New Sorbents and Their Application for Deactivation of Liquid Radioactive Waste

The article deals with the methods of obtaining sorbents and the possibilities of their application for deactivation of liquid radioactive waste. A method for obtaining nanodispersion of nickel-potassium ferrocyanides is proposed. The mechanism of formation of nanoparticles and a diffuse layer on the surface of nickel-potassium ferrocyanides nanocrystals is considered. The increased sorption of cesium (K_d > 100000, ml/g), in addition to ion exchange, is associated with the inclusion of cesium ions in the structure of the surface layer of ferrocyanide nanocrystals, which is due to the presence of octahedral cavities in the crystal lattice of nickel-potassium ferrocyanides, which contain water molecules, The efficiency of the proposed sorbents based on iron oxide micro- and nanotubes and iron (III) hydroxide nanoparticles modified with nickel-potassium ferrocyanides, whose size is mainly 1–100 µm, is shown.

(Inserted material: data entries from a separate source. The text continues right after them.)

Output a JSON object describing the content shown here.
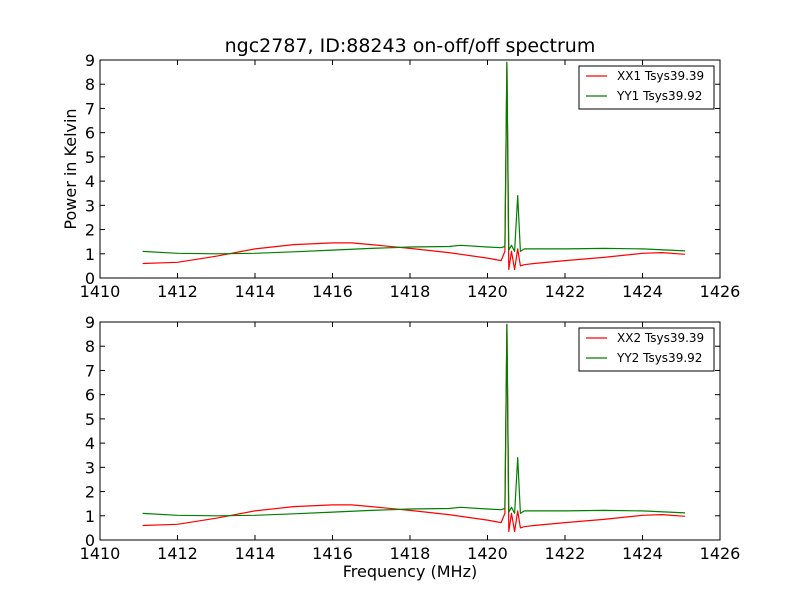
{
  "chart_data": [
    {
      "type": "line",
      "title": "ngc2787, ID:88243 on-off/off spectrum",
      "xlabel": "",
      "ylabel": "Power in Kelvin",
      "xlim": [
        1410,
        1426
      ],
      "ylim": [
        0,
        9
      ],
      "xticks": [
        "1410",
        "1412",
        "1414",
        "1416",
        "1418",
        "1420",
        "1422",
        "1424",
        "1426"
      ],
      "yticks": [
        "0",
        "1",
        "2",
        "3",
        "4",
        "5",
        "6",
        "7",
        "8",
        "9"
      ],
      "grid": false,
      "legend": "top-right",
      "series": [
        {
          "name": "XX1 Tsys39.39",
          "color": "#ff0000",
          "x": [
            1411.1,
            1412.0,
            1413.0,
            1414.0,
            1415.0,
            1416.0,
            1416.5,
            1417.0,
            1418.0,
            1419.0,
            1420.0,
            1420.35,
            1420.45,
            1420.5,
            1420.55,
            1420.62,
            1420.7,
            1420.78,
            1420.85,
            1420.95,
            1421.2,
            1422.0,
            1423.0,
            1424.0,
            1424.5,
            1425.1
          ],
          "y": [
            0.6,
            0.65,
            0.9,
            1.2,
            1.38,
            1.45,
            1.45,
            1.38,
            1.22,
            1.05,
            0.82,
            0.72,
            1.1,
            8.9,
            0.35,
            1.1,
            0.35,
            1.2,
            0.5,
            0.55,
            0.6,
            0.72,
            0.85,
            1.02,
            1.05,
            0.98
          ]
        },
        {
          "name": "YY1 Tsys39.92",
          "color": "#008000",
          "x": [
            1411.1,
            1412.0,
            1413.0,
            1414.0,
            1415.0,
            1416.0,
            1417.0,
            1418.0,
            1419.0,
            1419.3,
            1420.0,
            1420.35,
            1420.45,
            1420.5,
            1420.55,
            1420.62,
            1420.7,
            1420.78,
            1420.85,
            1420.95,
            1422.0,
            1423.0,
            1424.0,
            1425.1
          ],
          "y": [
            1.1,
            1.02,
            1.0,
            1.02,
            1.08,
            1.15,
            1.22,
            1.28,
            1.3,
            1.35,
            1.28,
            1.25,
            1.3,
            8.9,
            1.15,
            1.35,
            1.1,
            3.4,
            1.1,
            1.2,
            1.2,
            1.22,
            1.2,
            1.12
          ]
        }
      ]
    },
    {
      "type": "line",
      "title": "",
      "xlabel": "Frequency (MHz)",
      "ylabel": "",
      "xlim": [
        1410,
        1426
      ],
      "ylim": [
        0,
        9
      ],
      "xticks": [
        "1410",
        "1412",
        "1414",
        "1416",
        "1418",
        "1420",
        "1422",
        "1424",
        "1426"
      ],
      "yticks": [
        "0",
        "1",
        "2",
        "3",
        "4",
        "5",
        "6",
        "7",
        "8",
        "9"
      ],
      "grid": false,
      "legend": "top-right",
      "series": [
        {
          "name": "XX2 Tsys39.39",
          "color": "#ff0000",
          "x": [
            1411.1,
            1412.0,
            1413.0,
            1414.0,
            1415.0,
            1416.0,
            1416.5,
            1417.0,
            1418.0,
            1419.0,
            1420.0,
            1420.35,
            1420.45,
            1420.5,
            1420.55,
            1420.62,
            1420.7,
            1420.78,
            1420.85,
            1420.95,
            1421.2,
            1422.0,
            1423.0,
            1424.0,
            1424.5,
            1425.1
          ],
          "y": [
            0.6,
            0.65,
            0.9,
            1.2,
            1.38,
            1.45,
            1.45,
            1.38,
            1.22,
            1.05,
            0.82,
            0.72,
            1.1,
            8.9,
            0.35,
            1.1,
            0.35,
            1.2,
            0.5,
            0.55,
            0.6,
            0.72,
            0.85,
            1.02,
            1.05,
            0.98
          ]
        },
        {
          "name": "YY2 Tsys39.92",
          "color": "#008000",
          "x": [
            1411.1,
            1412.0,
            1413.0,
            1414.0,
            1415.0,
            1416.0,
            1417.0,
            1418.0,
            1419.0,
            1419.3,
            1420.0,
            1420.35,
            1420.45,
            1420.5,
            1420.55,
            1420.62,
            1420.7,
            1420.78,
            1420.85,
            1420.95,
            1422.0,
            1423.0,
            1424.0,
            1425.1
          ],
          "y": [
            1.1,
            1.02,
            1.0,
            1.02,
            1.08,
            1.15,
            1.22,
            1.28,
            1.3,
            1.35,
            1.28,
            1.25,
            1.3,
            8.9,
            1.15,
            1.35,
            1.1,
            3.4,
            1.1,
            1.2,
            1.2,
            1.22,
            1.2,
            1.12
          ]
        }
      ]
    }
  ]
}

To decontaminate liquid radioactive waste containing complementary substances of organic nature, plasma-chemical treatment is used, which results in the formation of a dispersion containing nanoparticles of metals and metal oxides that show increased affinity for strontium and transition metals. The integrated use of this dispersion in combination with montmorillonite allows for effective treatment of multicomponent liquid radioactive waste. To increase the strontium recovery rate while maintaining high efficiency of cesium and transition metals recovery, it is advisable to apply preliminary plasma chemical treatment followed by the use of sorbents based on ferrocyanide-modified iron (III) oxides/hydroxides. The choice of the deactivation algorithm depends on the composition of liquid radioactive waste to be treated.